Göta highway (Göta landsväg) was, up to the late-17th century, the only road between Stockholm and south of Sweden. Dating back at least to the Middle Ages, and some parts even back to the Viking Age, the highway is the oldest known road from Stockholm to the south. Göta highway lost importance after the year 1670, when the new highway via Hornstull came in use.

Göta highway started in the centre of Stockholm at the Old Castle of Stockholm in Gamla Stan and led through Södermalm (here, the street is now named Götgatan) and the south suburbs of the city via the present-day Huddinge Municipality, Botkyrka Municipality and Salem Municipality to the city of Södertälje, and then further on to Götaland, one of the three lands of Sweden.

For those who in the 16th century were to travel by land south of Stockholm, Göta country road was the only alternative. The road dates back at least to the Middle Ages. It was probably already trampled on in the Bronze Age or even earlier.

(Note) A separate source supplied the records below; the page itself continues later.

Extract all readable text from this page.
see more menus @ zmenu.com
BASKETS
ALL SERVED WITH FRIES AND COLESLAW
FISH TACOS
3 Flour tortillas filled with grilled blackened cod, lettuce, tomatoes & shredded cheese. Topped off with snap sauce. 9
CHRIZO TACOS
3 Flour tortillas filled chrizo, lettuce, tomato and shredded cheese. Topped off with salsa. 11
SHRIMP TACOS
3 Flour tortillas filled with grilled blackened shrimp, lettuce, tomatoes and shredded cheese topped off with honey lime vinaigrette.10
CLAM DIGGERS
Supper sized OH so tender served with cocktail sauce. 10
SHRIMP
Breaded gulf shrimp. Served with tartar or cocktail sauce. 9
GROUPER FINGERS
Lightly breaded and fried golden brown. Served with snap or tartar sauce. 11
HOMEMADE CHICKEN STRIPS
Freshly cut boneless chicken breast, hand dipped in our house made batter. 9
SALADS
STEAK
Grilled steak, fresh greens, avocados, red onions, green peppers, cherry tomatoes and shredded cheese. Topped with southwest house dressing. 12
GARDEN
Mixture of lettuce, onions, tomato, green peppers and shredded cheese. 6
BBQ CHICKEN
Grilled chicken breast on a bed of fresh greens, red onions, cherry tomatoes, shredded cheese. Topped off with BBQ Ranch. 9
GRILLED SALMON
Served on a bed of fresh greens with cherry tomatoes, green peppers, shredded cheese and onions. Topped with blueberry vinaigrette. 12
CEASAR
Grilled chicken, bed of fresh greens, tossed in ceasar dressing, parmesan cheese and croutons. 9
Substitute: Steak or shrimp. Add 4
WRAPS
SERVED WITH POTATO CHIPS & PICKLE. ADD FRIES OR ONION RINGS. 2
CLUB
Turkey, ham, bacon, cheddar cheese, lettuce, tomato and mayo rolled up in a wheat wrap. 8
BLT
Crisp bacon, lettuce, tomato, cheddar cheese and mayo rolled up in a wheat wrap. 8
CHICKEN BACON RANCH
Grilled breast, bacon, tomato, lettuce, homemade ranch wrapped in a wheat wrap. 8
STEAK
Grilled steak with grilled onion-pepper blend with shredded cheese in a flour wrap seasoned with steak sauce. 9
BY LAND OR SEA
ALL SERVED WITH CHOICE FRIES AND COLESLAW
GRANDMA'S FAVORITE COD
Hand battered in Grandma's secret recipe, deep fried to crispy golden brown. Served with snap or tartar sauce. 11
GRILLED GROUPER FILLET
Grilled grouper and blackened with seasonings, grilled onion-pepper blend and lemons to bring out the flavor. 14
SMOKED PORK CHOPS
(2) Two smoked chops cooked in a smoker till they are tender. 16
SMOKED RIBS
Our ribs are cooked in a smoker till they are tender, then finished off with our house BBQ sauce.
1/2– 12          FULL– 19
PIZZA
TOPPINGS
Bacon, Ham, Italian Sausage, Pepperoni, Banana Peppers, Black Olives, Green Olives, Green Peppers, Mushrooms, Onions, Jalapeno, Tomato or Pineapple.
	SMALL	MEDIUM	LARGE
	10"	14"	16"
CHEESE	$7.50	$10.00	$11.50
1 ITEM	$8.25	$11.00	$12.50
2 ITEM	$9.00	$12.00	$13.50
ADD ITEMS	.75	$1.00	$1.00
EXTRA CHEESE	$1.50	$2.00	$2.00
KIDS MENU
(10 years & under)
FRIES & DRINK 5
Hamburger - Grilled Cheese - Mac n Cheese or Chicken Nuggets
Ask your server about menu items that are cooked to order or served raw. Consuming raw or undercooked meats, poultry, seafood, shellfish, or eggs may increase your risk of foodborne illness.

Portions of the highway as it once was, have been saved to posterity in only a few places. For example, it can be seen crossing the Årsta field (Årstafältet) in Enskede-Årsta, south of Södermalm. On Årsta field there is a 900 meter long part of Göta landsväg, and where it passed the Valla brook there is a stone-arched bridge that was built in the 18th or 19th century. It originally was a wade or a simpler wooden bridge. Since long in ruins, it was restored in 1998 after a model of a similar bridge on another part of the highway in Botkyrka. The Göta highway on Årsta field is an ancient monument.